Netflix, Facebook and even Google itself were all made possible because when the internet was born, there were no digital super-corporations to block out any competition before it could even get started.
Now, however, those aforementioned companies are the supergiants, and in 2015, net neutrality was created to ensure that smaller startups would still be given the chance to even make it onto your screens without being eaten up by netflix or the omnipresent google search bar.
However, depending on the results of a vote Dec. 14 in regards to internet freedoms and net neutrality itself, the diverse and easy-to-access web of our recollections could be lost forever.
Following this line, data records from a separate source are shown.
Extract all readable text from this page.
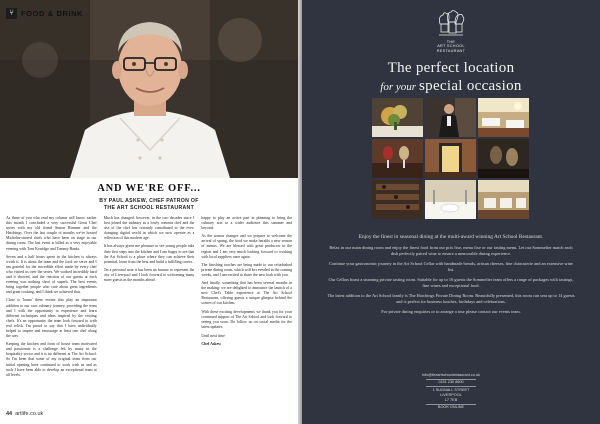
⑂ FOOD & DRINK
AND WE'RE OFF...
BY PAUL ASKEW, CHEF PATRON OF
THE ART SCHOOL RESTAURANT

As those of you who read my column will know, earlier this month I concluded a very successful Great Chef series with my old friend Simon Rimmer and the Hatchings. Over the last couple of months we've hosted Michelin-starred chefs who have been on stage in our dining room. The last event is billed as a very enjoyable evening with Tom Kerridge and Tommy Banks.

Seven and a half hours spent in the kitchen is always worth it. It is about the team and the food we serve and I am grateful for the incredible effort made by every chef who visited us over the series. We worked incredibly hard and it showed, and the reaction of our guests at each evening was nothing short of superb. The best events bring together people who care about great ingredients and great cooking, and I think we achieved that.

Close to 'home' these events also play an important addition to our own culinary journey, providing the team and I with the opportunity to experience and learn different techniques and ideas inspired by the visiting chefs. It's an opportunity the team look forward to with real relish. I'm proud to say that I have individually helped to inspire and encourage at least one chef along the way.

Keeping the kitchen and front of house team motivated and passionate is a challenge felt by many in the hospitality sector and it is no different at The Art School. So I'm keen that some of my original team from our initial opening have continued to work with us and as such I have been able to develop an exceptional team at all levels.

Much has changed, however, in the two decades since I first joined the industry as a lowly commis chef and the rise of the chef has certainly contributed to the ever-changing digital world in which we now operate as a reflection of this modern age.

It has always given me pleasure to see young people take their first steps into the kitchen and I am happy to see that the Art School is a place where they can achieve their potential, learn from the best and build a fulfilling career.

On a personal note it has been an honour to represent the city of Liverpool and I look forward to welcoming many more guests in the months ahead.

happy to play an active part in planning to bring the culinary arts to a wider audience this summer and beyond.

As the season changes and we prepare to welcome the arrival of spring, the food we make heralds a new season of menus. We are blessed with great producers in the region and I am very much looking forward to working with local suppliers once again.

The finishing touches are being made to our refurbished private dining room, which will be revealed in the coming weeks, and I am excited to share the new look with you.

And finally, something that has been several months in the making: we are delighted to announce the launch of a new Chef's Table experience at The Art School Restaurant, offering guests a unique glimpse behind the scenes of our kitchen.

With these exciting developments we thank you for your continued support of The Art School and look forward to seeing you soon. Do follow us on social media for the latest updates.

Until next time

Chef Askew

44 artlife.co.uk
THE
ART SCHOOL
RESTAURANT
The perfect location
for your special occasion

Enjoy the finest in seasonal dining at the multi-award winning Art School Restaurant.

Relax in our main dining room and enjoy the finest food from our prix fixe, menu fixe or our tasting menu. Let our Sommelier match each dish perfectly paired wine to ensure a memorable dining experience.

Continue your gastronomic journey in the Art School Cellar with handmade breads, artisan cheeses, fine charcuterie and an extensive wine list.

Our Cellars boast a stunning private tasting room. Suitable for up to 16 guests the Sommelier team offers a range of packages with tastings, fine wines and exceptional food.

The latest addition to the Art School family is The Hatchings Private Dining Room. Beautifully presented, this room can seat up to 14 guests and is perfect for business lunches, birthdays and celebrations.

For private dining enquiries or to arrange a tour please contact our events team.

info@theartschoolrestaurant.co.uk
0151 230 8600
1 SUGNALL STREET
LIVERPOOL
L7 7EB
BOOK ONLINE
The FCC (Federal Communications Commission) is the organization in charge of regulating fair business practice on the web. They are the ones who ultimately decide how the web is governed, and as of late, many members of this commission have been pushing to return to the framework of much more leniently regulated internet.
According to their website, the FCC wants to “return the U.S. to the bipartisan, light-touch regulatory framework under which a free and open Internet flourished for almost 20 years.”
And there is some truth to that. When companies are not regulated, and given the freedoms to do whatever is most economically sound for their company, they will generally make greater profit and spur the economy.
However, this framework is only sustainable for so long. Eventually, some companies become so strong that others simply can’t keep up. Those that are small will not innovate, knowing they will just get eaten up anyways, and those that are large will not innovate, knowing they won’t have to compete for customers with anyone else.
Additionally, some dissidents of net neutrality, like journalist Josh Steimle, are against net neutrality on the grounds of how they believe the government will administer such legislation.
“If monopolies are bad, why should we trust the U.S. government, the largest, most powerful monopoly in the world?” he claimed.
There is also truth in this statement, as corruption is a fairly widespread possibility in any organization, state or private.
This in mind, it all comes down to who you want making the laws of the internet for you – corporations with strong bias and less restrictions, or a government made up at least in some small sense of the people you as voters elected.
Thus, the end result of a web void of net neutrality would be much different from the one we enjoy now. The new laws would ultimately be determined by whatever search engine or social media app carries the most bulk, and we can be sure they’ll have their strong say in what they want us to see.
So, unless you want to take the feeling of joy when the school wifi blocks your favorite asteroids game home with you, and never be able to search quite as freely as you do now, you can hope that net neutrality stays in the running.